Working in text and JSON files is great for experimentation and speed, but I’ve been itching to put some of what we’ve been retrieving and generating into something more permanent like a database.
ChatGPT advised me to use Postgres for this and I have no reason to disagree. My goal for QCStacks is to make it a wealth of local Cincinnati news so we want to design our database to be something that’s reusable and expandable in the near future.
I wanted to use Svelte for this project as it’s something I also wanted to learn. I found that Vercel has a hosted Postgres DB available and I can use that for little-to-no cost. After setting it up and downloading the Svelte starter kit, I’m ready to go.
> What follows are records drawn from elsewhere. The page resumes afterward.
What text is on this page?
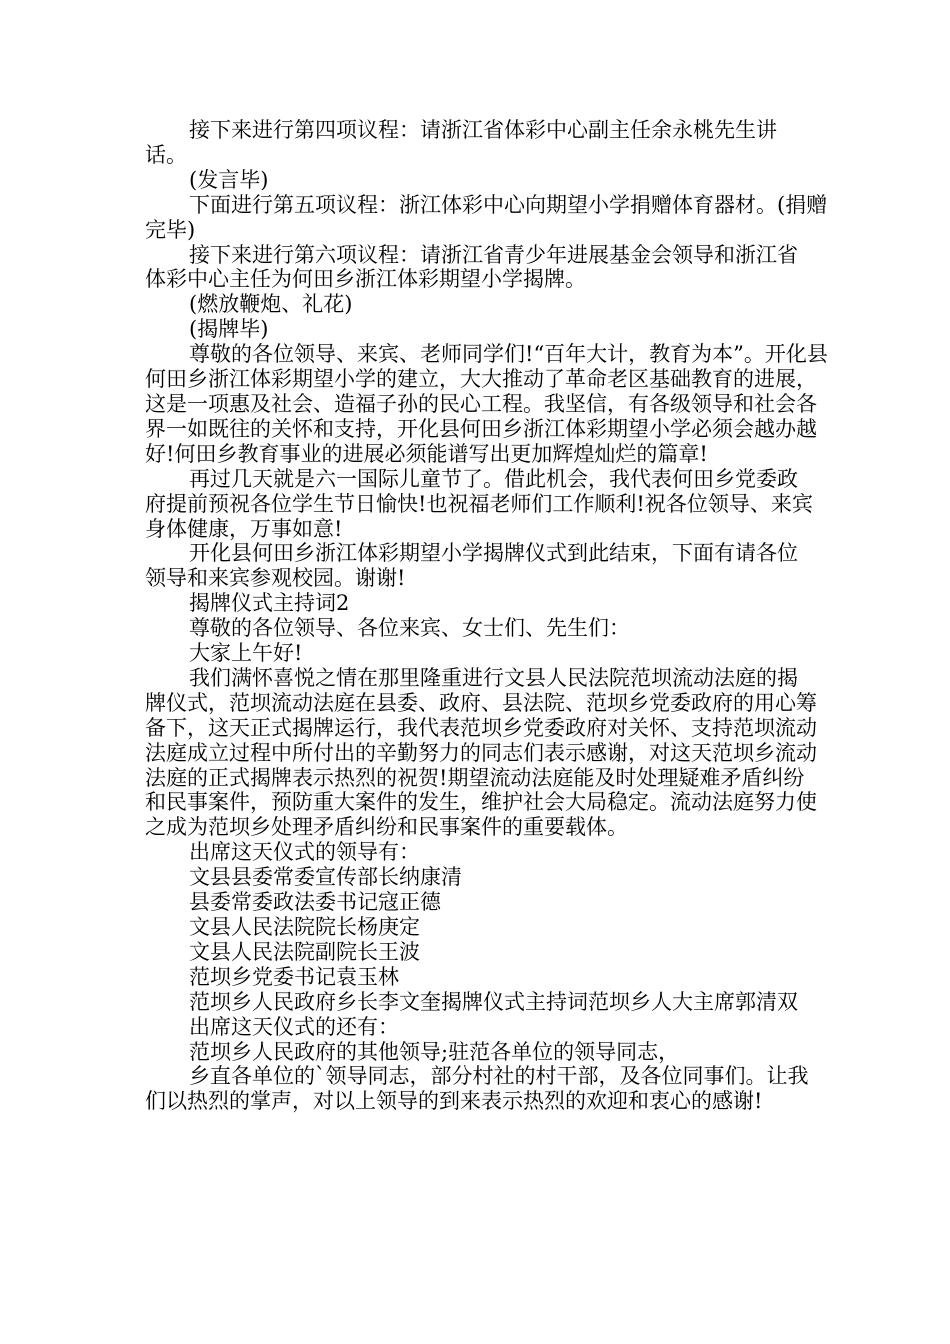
接下来进行第四项议程：请浙江省体彩中心副主任余永桃先生讲话。

(发言毕)

下面进行第五项议程：浙江体彩中心向期望小学捐赠体育器材。(捐赠完毕)

接下来进行第六项议程：请浙江省青少年进展基金会领导和浙江省体彩中心主任为何田乡浙江体彩期望小学揭牌。

(燃放鞭炮、礼花)

(揭牌毕)

尊敬的各位领导、来宾、老师同学们!“百年大计，教育为本”。开化县何田乡浙江体彩期望小学的建立，大大推动了革命老区基础教育的进展，这是一项惠及社会、造福子孙的民心工程。我坚信，有各级领导和社会各界一如既往的关怀和支持，开化县何田乡浙江体彩期望小学必须会越办越好!何田乡教育事业的进展必须能谱写出更加辉煌灿烂的篇章!

再过几天就是六一国际儿童节了。借此机会，我代表何田乡党委政府提前预祝各位学生节日愉快!也祝福老师们工作顺利!祝各位领导、来宾身体健康，万事如意!

开化县何田乡浙江体彩期望小学揭牌仪式到此结束，下面有请各位领导和来宾参观校园。谢谢!

揭牌仪式主持词2

尊敬的各位领导、各位来宾、女士们、先生们：

大家上午好!

我们满怀喜悦之情在那里隆重进行文县人民法院范坝流动法庭的揭牌仪式，范坝流动法庭在县委、政府、县法院、范坝乡党委政府的用心筹备下，这天正式揭牌运行，我代表范坝乡党委政府对关怀、支持范坝流动法庭成立过程中所付出的辛勤努力的同志们表示感谢，对这天范坝乡流动法庭的正式揭牌表示热烈的祝贺!期望流动法庭能及时处理疑难矛盾纠纷和民事案件，预防重大案件的发生，维护社会大局稳定。流动法庭努力使之成为范坝乡处理矛盾纠纷和民事案件的重要载体。

出席这天仪式的领导有：

文县县委常委宣传部长纳康清

县委常委政法委书记寇正德

文县人民法院院长杨庚定

文县人民法院副院长王波

范坝乡党委书记袁玉林

范坝乡人民政府乡长李文奎揭牌仪式主持词范坝乡人大主席郭清双

出席这天仪式的还有：

范坝乡人民政府的其他领导;驻范各单位的领导同志，

乡直各单位的`领导同志，部分村社的村干部，及各位同事们。让我们以热烈的掌声，对以上领导的到来表示热烈的欢迎和衷心的感谢!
I generated the following script with ChatGPT to help me move my JSON and text files:
import os
import json
import psycopg2
from datetime import datetime
from dotenv import load_dotenv
# Load environment variables from .env.development.local
dotenv_path = './.env.development.local'
load_dotenv(dotenv_path=dotenv_path)
# Environment variable names for database connection
DB_NAME = os.getenv("POSTGRES_DATABASE")
DB_USER = os.getenv("POSTGRES_USER")
DB_PASSWORD = os.getenv("POSTGRES_PASSWORD")
DB_HOST = os.getenv("POSTGRES_HOST")
# Function to read a JSON file
def read_json(file_path):
with open(file_path, 'r') as file:
return json.load(file) # Parse the JSON file
# Function to insert data into the database
def insert_into_db(conn, summary_data, metadata_data):
print("Summary Data:", summary_data) # Debugging print
# Check if summary_data is a string and convert it to a dictionary if necessary
if isinstance(summary_data, str):
summary_data = json.loads(summary_data)
# Now extract the fields
content = summary_data['content']
top_topics = summary_data['top_topics']
top_actions = summary_data['top_actions']
meeting_date = metadata_data['date']
title = metadata_data['title']
# Adjusting for the public_date conversion
iso_format_date = metadata_data['publicdate']
if iso_format_date.endswith('Z'): # Check if the date string ends with 'Z'
iso_format_date = iso_format_date[:-1] + '+00:00' # Replace 'Z' with '+00:00'
# Extracting additional fields from metadata_data
identifier = metadata_data['identifier']
creator = metadata_data['creator']
description = metadata_data['description']
language = metadata_data['language']
public_date = datetime.fromisoformat(iso_format_date)
closed_captioning = metadata_data['closed_captioning'] == 'yes' # Converts to boolean
# Convert Python list to PostgreSQL array literal
top_topics_array = "{" + ",".join(f'"{item}"' for item in top_topics) + "}"
top_actions_array = "{" + ",".join(f'"{item}"' for item in top_actions) + "}"
with conn.cursor() as cur:
# SQL command for inserting data with new fields
sql = """
INSERT INTO city_council_meetings (meeting_date, title, content, top_topics, top_actions, identifier, creator, description, language, public_date, closed_captioning)
VALUES (%s, %s, %s, %s::text[], %s::text[], %s, %s, %s, %s, %s, %s)
"""
cur.execute(sql, (meeting_date, title, content, top_topics_array, top_actions_array, identifier, creator, description, language, public_date, closed_captioning))
conn.commit()
# Function to process each Council_Meetings directory
def process_directory(root_dir, conn):
for dirpath, _, filenames in os.walk(root_dir):
if 'metadata.json' in filenames and any(fname.endswith('_summary.json') for fname in filenames):
metadata = read_json(os.path.join(dirpath, 'metadata.json'))
summary_file = next((f for f in filenames if f.endswith('_summary.json')), None)
if summary_file:
summary = read_json(os.path.join(dirpath, summary_file))
insert_into_db(conn, summary, metadata)
# Main execution function
def main():
# Database connection
conn = psycopg2.connect(dbname=DB_NAME, user=DB_USER, password=DB_PASSWORD, host=DB_HOST)
# Root directory for your data (adjust as needed)
root_dir = 'output/'
process_directory(root_dir, conn)
conn.close()
print("Data inserted successfully into the database.")
if __name__ == "__main__":
main()
Now that the data is in the database I’ll be able to turn my attention to building out the front-end of the application. This should be really simple to do and I’m not looking for a ton of style here. I’ll be using Tailwind.css wherever I can and a simple Svelte setup to render the articles.